Abstract
Mariama Ba, a Senegalese writer and feminist, wrote in French. Born in Dakar, she lost her mother in her early childhood. She was raised by her grandmother in a Muslim tradition. She had the fortune of being educated with her Father’s support .She began to look at the inequalities between the sexes in the African tradition with a critical eye and took it up as her mission to expose and critique the power structures that suppressed women in a patriarchal and a polygamous society. Family to her is an important inner sphere which established the power hierarchy that extended itself conveniently into the outer social sphere politicizing the rationale employed to justify the established power structures. She strongly felt that people should be made to understand the complementarity of man and woman in all spheres as she felt that women are plunged in all aspects of life and made to suffer for the consequences of men’s actions on families.
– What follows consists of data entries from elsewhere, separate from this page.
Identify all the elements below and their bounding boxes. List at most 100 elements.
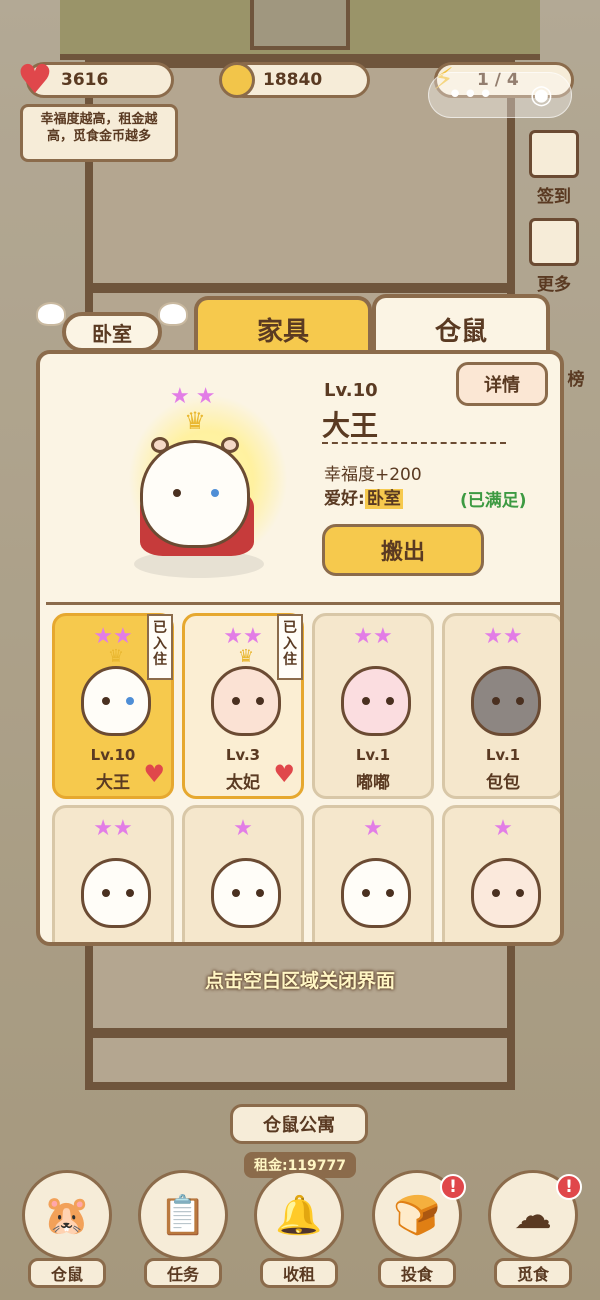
card-name: 包包 [486, 773, 520, 793]
detail-name: 大王 [322, 409, 379, 442]
hamster-avatar [471, 858, 541, 928]
hamster-card[interactable]: ★★ 已入住 ♛ Lv.3 太妃 ♥ [182, 613, 304, 799]
apartment-sign: 仓鼠公寓 [230, 1104, 368, 1144]
happiness-tip: 幸福度越高，租金越高，觅食金币越多 [20, 104, 178, 162]
calendar-icon [529, 130, 579, 178]
eye [126, 697, 134, 705]
hamster-avatar [341, 858, 411, 928]
heart-icon: ♥ [273, 760, 295, 788]
heart-icon: ♥ [143, 760, 165, 788]
more-dots-icon[interactable]: ••• [447, 80, 493, 110]
crown-icon: ♛ [107, 646, 125, 667]
checkin-button[interactable]: 签到 [524, 130, 584, 207]
hobby-label: 爱好: [324, 489, 365, 509]
grid-icon [529, 218, 579, 266]
hamster-avatar [211, 858, 281, 928]
eye [362, 697, 370, 705]
detail-level: Lv.10 [324, 380, 378, 401]
nav-label: 收租 [260, 1258, 338, 1288]
nav-tasks[interactable]: 📋 任务 [136, 1170, 230, 1290]
hamster-card[interactable]: ★ [182, 805, 304, 942]
eye [492, 889, 500, 897]
card-stars: ★ [233, 816, 253, 841]
card-stars: ★★ [353, 624, 393, 649]
right-wing-icon [158, 302, 188, 326]
eye [256, 697, 264, 705]
bell-icon: 🔔 [254, 1170, 344, 1260]
hearts-value: 3616 [61, 70, 109, 90]
eye [492, 697, 500, 705]
card-name: 嘟嘟 [356, 773, 390, 793]
rank-label: 榜 [567, 370, 585, 390]
task-icon: 📋 [138, 1170, 228, 1260]
checkin-label: 签到 [537, 187, 571, 207]
hamster-card[interactable]: ★ [442, 805, 560, 942]
nav-label: 任务 [144, 1258, 222, 1288]
hamster-avatar [471, 666, 541, 736]
king-hamster-portrait: ♛ [140, 409, 250, 548]
happiness-bonus: 幸福度+200 [324, 465, 422, 485]
card-stars: ★★ [483, 624, 523, 649]
eye [102, 697, 110, 705]
close-target-icon[interactable]: ◉ [530, 80, 553, 110]
hamster-card[interactable]: ★★ 已入住 ♛ Lv.10 大王 ♥ [52, 613, 174, 799]
alert-badge-icon: ! [440, 1174, 466, 1200]
coin-icon [219, 62, 255, 98]
eye [211, 489, 219, 497]
alert-badge-icon: ! [556, 1174, 582, 1200]
eye [362, 889, 370, 897]
hamster-avatar: ♛ [211, 646, 281, 736]
eye [386, 889, 394, 897]
eye [386, 697, 394, 705]
hamster-avatar [341, 666, 411, 736]
star-icon: ★ [170, 384, 190, 409]
miniprogram-capsule[interactable]: ••• ◉ [428, 72, 572, 118]
satisfied-status: (已满足) [460, 491, 527, 511]
crown-icon: ♛ [184, 407, 206, 435]
occupied-badge: 已入住 [277, 614, 303, 680]
eye [516, 697, 524, 705]
ear [151, 437, 169, 453]
more-button[interactable]: 更多 [524, 218, 584, 295]
eye [102, 889, 110, 897]
eye [126, 889, 134, 897]
eye [232, 697, 240, 705]
card-level: Lv.1 [355, 746, 391, 764]
hamster-card[interactable]: ★★ Lv.1 包包 [442, 613, 560, 799]
nav-label: 仓鼠 [28, 1258, 106, 1288]
nav-label: 投食 [378, 1258, 456, 1288]
card-stars: ★ [363, 816, 383, 841]
star-icon: ★ [195, 384, 216, 409]
left-wing-icon [36, 302, 66, 326]
hamster-icon: 🐹 [22, 1170, 112, 1260]
hobby-row: 爱好: 卧室 [324, 484, 403, 509]
eye [516, 889, 524, 897]
card-level: Lv.1 [485, 746, 521, 764]
hobby-value: 卧室 [364, 489, 403, 509]
hamster-card[interactable]: ★★ [52, 805, 174, 942]
room-label: 卧室 [62, 312, 162, 352]
hamster-card[interactable]: ★ [312, 805, 434, 942]
hero-stars: ★ ★ [170, 386, 215, 408]
hamster-avatar: ♛ [81, 646, 151, 736]
hamster-grid: ★★ 已入住 ♛ Lv.10 大王 ♥ ★★ 已入住 ♛ Lv.3 太妃 ♥ ★ [46, 602, 560, 942]
nav-label: 觅食 [494, 1258, 572, 1288]
nav-collect-rent[interactable]: 🔔 收租 [252, 1170, 346, 1290]
crown-icon: ♛ [237, 646, 255, 667]
ear [221, 437, 239, 453]
eye [232, 889, 240, 897]
hearts-counter: ♥ 3616 [17, 60, 174, 100]
coins-counter: 18840 [219, 62, 370, 98]
details-button[interactable]: 详情 [456, 362, 548, 406]
nav-hamster[interactable]: 🐹 仓鼠 [20, 1170, 114, 1290]
move-out-button[interactable]: 搬出 [322, 524, 484, 576]
hamster-avatar [81, 858, 151, 928]
hamster-card[interactable]: ★★ Lv.1 嘟嘟 [312, 613, 434, 799]
close-hint: 点击空白区域关闭界面 [204, 970, 395, 992]
tab-furniture[interactable]: 家具 [194, 296, 372, 358]
heart-icon: ♥ [17, 57, 53, 103]
more-label: 更多 [537, 275, 571, 295]
card-stars: ★★ [93, 816, 133, 841]
eye [256, 889, 264, 897]
hamster-panel: ★ ★ ♛ Lv.10 大王 幸福度+200 爱好: 卧室 (已满足) 详情 搬出… [36, 350, 564, 946]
There is a lack of regard for women who silently go through the turmoils. Men are never allowed to repent for their domineering nature. Ba has written two novels: SO LONG A LETTER (1981), SCARLET SONGS (1986). Her novels depict her strong exploration of feminism. She lends a powerful voice for the women of Africa who are oppressed by culture as well by the virtue of being a woman, treated as the weaker sex. Even as a child she realized the importance of a WOMAN in a family, as it is only a woman who as a multitasker shoulders greater responsibility in carrying the tradition of a society. Ba urged the African women to identify themselves and believe in themselves so as to overcome the multiple hurdles that obstruct her path. She was very firm that only education can bring the change in a woman’s life, especially the married life. Through her women characters Ba expresses herself and exposes the social differences that block the progress of women. Her only mission was to tell the world through her books that a complete growth of a society involves a complementary approach by the men and women which will effect only on equal grounds possible solely through education. Education is the window through which light gleams and allows women to make certain decisions that could also topple any existing patriarchal archetypes. This could lead to the path to empowerment. This is the message that Ba sends through her writings.
Keywords
patriarchy, religion, islam, african culture, women’s rights, liberating the self.